The vaccines are still effective for this, even against the Delta variant.
The number of breakthrough cases that have led to hospitalization or death is small. As of Aug. 30, just over 12,908 of these have been
In addition, the vast majority of severe COVID-19 cases and deaths in the United States are among the unvaccinated or partially vaccinated.
The single-dose Johnson & Johnson vaccine has also proven effective against severe illness, including that caused by Delta.
In a recent press release, South African researchers reported that although there were many breakthrough infections, the vaccine was 65 to 66 percent effective against hospitalization due to COVID-19.
The protection against death was even higher — 91 to 95 percent.
However, this study wasn’t designed to see whether people vaccinated earlier in the year had the same protection as people who received their doses more recently.
Some experts say that given the limited data on the need for boosters right now, the United States would be better off vaccinating the unvaccinated.
These people are more likely to end up in the hospital or die from COVID-19. And even if they aren’t at high risk personally, they can easily spread the virus to someone who is.
A little less than 30 percent of eligible Americans haven’t received even one dose, CDC data shows. On top of this, children under 12 years aren’t yet eligible for the vaccines.
Increasing vaccination rates in a community also reduces the risk of infection for everyone.
“Get a booster if you have a very compromised immune system, are a transplant patient, or are very elderly,” Ellie Murray, ScD, an epidemiologist at Boston University School of Public Health, wrote this week on Twitter.

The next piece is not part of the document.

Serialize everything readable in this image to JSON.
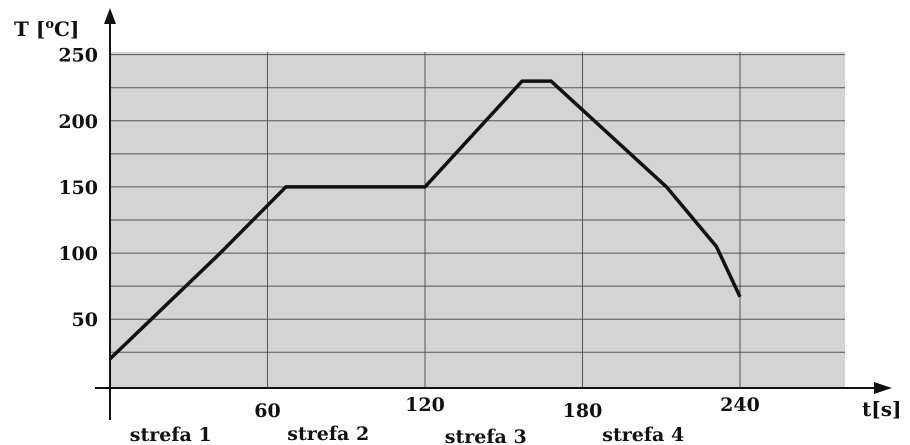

“Otherwise, you reduce your risk way more by convincing your neighbors to get their first & second doses [of an mRNA vaccine] or a single-dose J&J.”
Revaccinating the vaccinated also raises issues of global equity.
In high-income countries, 51 percent of people have received at least one dose, while the rate is only 1 percent in low-income countries, reported Kaiser Family Foundation.
Earlier this month, the World Health Organization (WHO) called on wealthy countries to stop distributing booster doses to give the world a chance to vaccinate at least 10 percent of the population in all countries by the end of September.
“I’m a little worried that there are so many people in the world who need vaccines,” said Greenberg. “Do we have enough [capacity] to jump to this new strategy without taking into account what’s happening around us?”